Par ailleurs, l’OPEP ne représente plus que 40 % de la production mondiale. Par définition, les non membres ne sont pas engagés par les décisions de l’OPEP et mettent en œuvre leur propre stratégie de production perturbant d’autant plus l’efficacité des décisions de l’OPEP. Mais au sein même de cette organisation, des tensions très fortes existent entre le monde sunnite, Arabie Saoudite en tête, et le monde chiite, Iran en tête, notamment.

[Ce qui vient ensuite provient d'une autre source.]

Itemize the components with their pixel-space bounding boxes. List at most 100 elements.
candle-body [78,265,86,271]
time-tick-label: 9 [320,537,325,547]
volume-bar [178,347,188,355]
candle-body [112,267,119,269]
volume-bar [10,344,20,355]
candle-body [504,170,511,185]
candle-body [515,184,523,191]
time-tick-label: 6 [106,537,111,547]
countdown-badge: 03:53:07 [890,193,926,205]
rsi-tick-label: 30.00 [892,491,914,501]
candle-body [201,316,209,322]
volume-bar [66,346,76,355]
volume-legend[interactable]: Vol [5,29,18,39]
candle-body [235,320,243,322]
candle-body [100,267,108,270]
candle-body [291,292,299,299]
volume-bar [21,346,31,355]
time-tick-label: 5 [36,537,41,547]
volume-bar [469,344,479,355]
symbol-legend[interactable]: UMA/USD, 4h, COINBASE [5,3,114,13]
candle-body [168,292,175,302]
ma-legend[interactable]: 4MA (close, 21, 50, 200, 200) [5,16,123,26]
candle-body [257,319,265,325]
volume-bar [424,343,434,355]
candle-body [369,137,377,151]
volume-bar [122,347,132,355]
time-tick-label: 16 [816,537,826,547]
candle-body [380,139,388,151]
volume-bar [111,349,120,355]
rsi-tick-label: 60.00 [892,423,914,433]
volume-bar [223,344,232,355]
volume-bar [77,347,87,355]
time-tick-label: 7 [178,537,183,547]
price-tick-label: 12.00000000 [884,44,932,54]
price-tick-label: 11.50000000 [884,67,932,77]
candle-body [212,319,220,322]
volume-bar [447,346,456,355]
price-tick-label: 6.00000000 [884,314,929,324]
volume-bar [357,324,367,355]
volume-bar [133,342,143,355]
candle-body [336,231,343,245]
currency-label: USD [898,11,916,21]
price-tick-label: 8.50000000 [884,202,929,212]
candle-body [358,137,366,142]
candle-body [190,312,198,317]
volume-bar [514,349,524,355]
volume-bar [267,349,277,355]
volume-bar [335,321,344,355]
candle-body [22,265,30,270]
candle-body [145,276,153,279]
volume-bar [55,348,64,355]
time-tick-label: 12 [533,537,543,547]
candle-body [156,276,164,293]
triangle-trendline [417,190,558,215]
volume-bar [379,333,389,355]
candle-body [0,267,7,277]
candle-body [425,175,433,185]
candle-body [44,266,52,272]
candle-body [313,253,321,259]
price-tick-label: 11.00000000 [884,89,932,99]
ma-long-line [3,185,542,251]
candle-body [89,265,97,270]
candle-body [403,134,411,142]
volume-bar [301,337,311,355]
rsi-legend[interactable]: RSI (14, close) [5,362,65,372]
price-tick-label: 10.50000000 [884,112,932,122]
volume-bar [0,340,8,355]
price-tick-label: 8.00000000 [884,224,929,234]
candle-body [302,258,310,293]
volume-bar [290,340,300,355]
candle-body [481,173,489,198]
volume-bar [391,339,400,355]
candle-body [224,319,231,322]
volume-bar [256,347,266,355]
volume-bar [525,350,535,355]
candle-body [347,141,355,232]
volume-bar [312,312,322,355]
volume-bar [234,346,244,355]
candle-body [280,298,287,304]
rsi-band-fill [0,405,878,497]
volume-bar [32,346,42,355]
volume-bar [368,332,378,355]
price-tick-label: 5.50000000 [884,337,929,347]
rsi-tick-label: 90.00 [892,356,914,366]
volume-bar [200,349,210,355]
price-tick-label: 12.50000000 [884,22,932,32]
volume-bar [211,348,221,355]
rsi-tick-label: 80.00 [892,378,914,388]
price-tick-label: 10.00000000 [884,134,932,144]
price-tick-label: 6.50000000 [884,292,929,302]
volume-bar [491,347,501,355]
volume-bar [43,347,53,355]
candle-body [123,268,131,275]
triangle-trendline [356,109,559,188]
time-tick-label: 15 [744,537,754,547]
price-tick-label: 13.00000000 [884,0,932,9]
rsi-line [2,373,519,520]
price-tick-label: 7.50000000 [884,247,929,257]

Il est quasiment acquis que la Russie, traditionnel allié de l’Iran, semble plutôt jouer le jeu préférant gagner de l’argent grâce à l’effet prix (hausse du prix) que grâce à l’effet volume (hausse de la production).

Et la RDC dans tout ça

La RDC pourrait atteindre une capacité de production de 300 000 barils/jour, apprend-on au ministère des Hydrocarbures. Seule certitude, pas à court terme.

Et, en tout état de cause, les bases sur lesquelles sont calculées les recettes des pétroliers producteurs sont sujettes à caution si bien que la RDC ne peut pas espérer gagner gros en dépit de la hausse de la production du brut.

En 2017, les experts du ministère des Hydrocarbures ont recommandé que, dans les calculs des revenus pétroliers de l’État, soient notamment pris en compte la production journalière projetée (22 500 barils), le cours moyen de 56,7 dollars, la décote de 3 dollars le baril, le niveau des charges déductibles de 40 % ainsi que le régime fiscal par convention pétrolière.

Autre décision, l’intensification du recouvrement de la taxe rémunératoire annuelle, d’implantation et de pollution auprès des pétroliers producteurs. Hélas, rien n’a changé. Bien au contraire, l’État  n’a même pas prévu des recettes de bonus de production dans le budget.

Comme en  2017, alors qu’au premier trimestre (crédits provisoires), le Trésor public a encaissé plus de 1.9 milliard de francs au titre de bonus de signature initial. Déjà en 2015, le Trésor public n’avait rien perçu alors que plus de 2.3 milliards de FC avaient été prévus dans le cadre de bonus de production. En 2016, aucun franc n’a été versé par les pétroliers producteurs alors que les prévisions budgétaires étaient de l’ordre de 2.4 milliards de francs.

Voilà 30 mois déjà, depuis que le chef de l’État, Joseph Kabila Kabange, a promulgué la loi n°15/012 du 1er août 2015 portant régime général des hydrocarbures. Mais sur terrain, rien n’a véritablement changé dans le sens que ce code des hydrocarbures avait suscité lors de sa présentation officielle par le ministre des Hydrocarbures, Aimé Ngoy Mukena.